Another favourable aspect is represented by the age of the subjects undergoing this protocol. In fact, the stochastic risk decreases with increasing age, in elderly people (≥70 years) about 10 times lower than in paediatric population [31]. The risk averaged across the whole population is about 5 × 10−5 mSv−1 [15].

In terms of economic cost, a rough estimation indicated that the two methods are equivalent.

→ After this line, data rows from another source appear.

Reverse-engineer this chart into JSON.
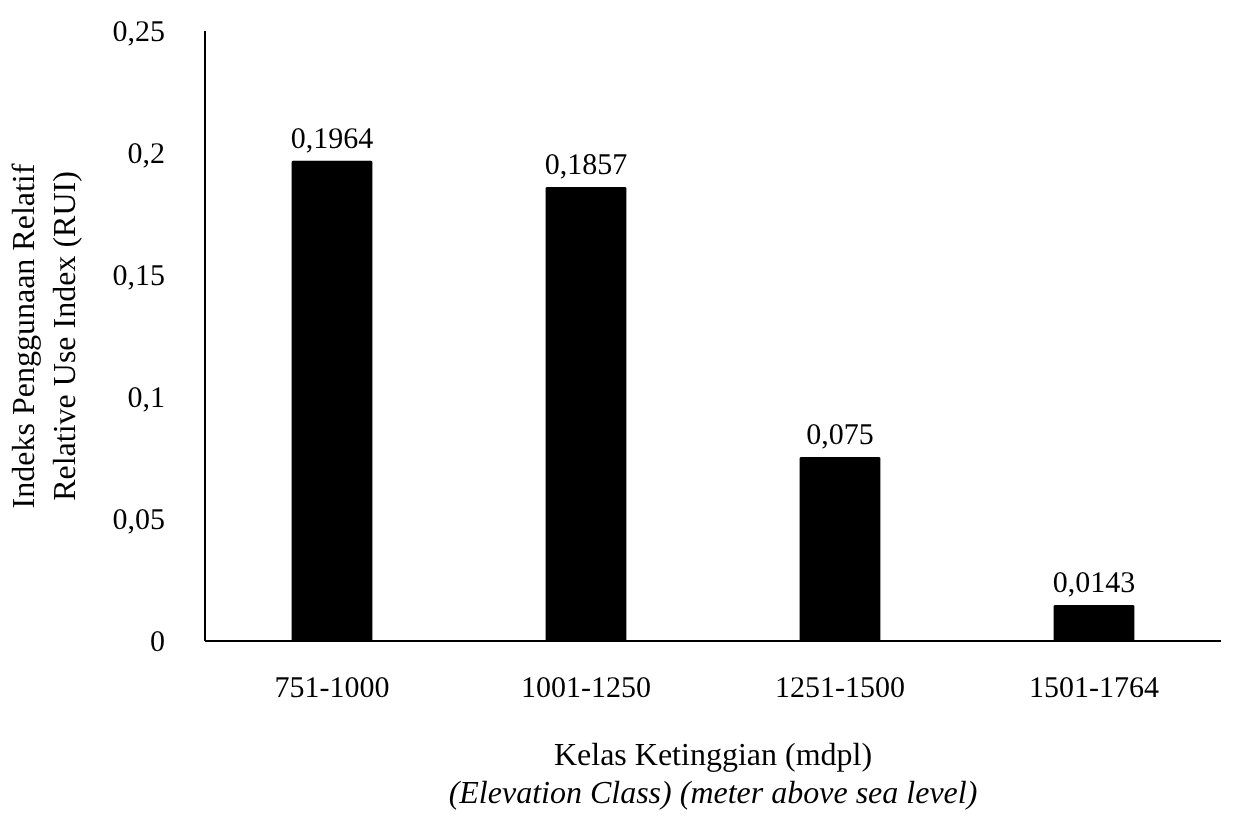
{
  "chart_data": {
    "type": "bar",
    "ylabel": "Indeks Penggunaan Relatif\nRelative Use Index (RUI)",
    "xlabel": "Kelas Ketinggian (mdpl)\n(Elevation Class) (meter above sea level)",
    "categories": [
      "751-1000",
      "1001-1250",
      "1251-1500",
      "1501-1764"
    ],
    "values": [
      0.1964,
      0.1857,
      0.075,
      0.0143
    ],
    "value_labels": [
      "0,1964",
      "0,1857",
      "0,075",
      "0,0143"
    ],
    "color": "#000000",
    "ylim": [
      0,
      0.25
    ],
    "yticks": [
      0,
      {
        "value": 0.05,
        "label": "0,05"
      },
      {
        "value": 0.1,
        "label": "0,1"
      },
      {
        "value": 0.15,
        "label": "0,15"
      },
      {
        "value": 0.2,
        "label": "0,2"
      },
      {
        "value": 0.25,
        "label": "0,25"
      }
    ],
    "grid": false
  }
}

Then, on the whole, the adoption of the WBLDMDCT as an alternative to conventional radiography is advantageous.

Conclusions

The effective dose evaluated for the WBLDMDCT protocol recently adopted in our institution has shown to be on average 3.2 mSv, a little bit lower than the values reported in previous studies, with a difference between males and females due to sex-specific conversion factors and body weight factor that cause in the latter on average a dose increase of about 28 % than that for the former. Considering the mean value obtained for the standard male, the effective dose is about 2.5 times the dose evaluated for the examination of the skeleton “in toto” based on conventional method. Taking into account the advantages of the WBLDMDCT in terms of image quality, patient comfort and patient age, it can be concluded that on balance the adoption of this diagnostic imaging method is positive.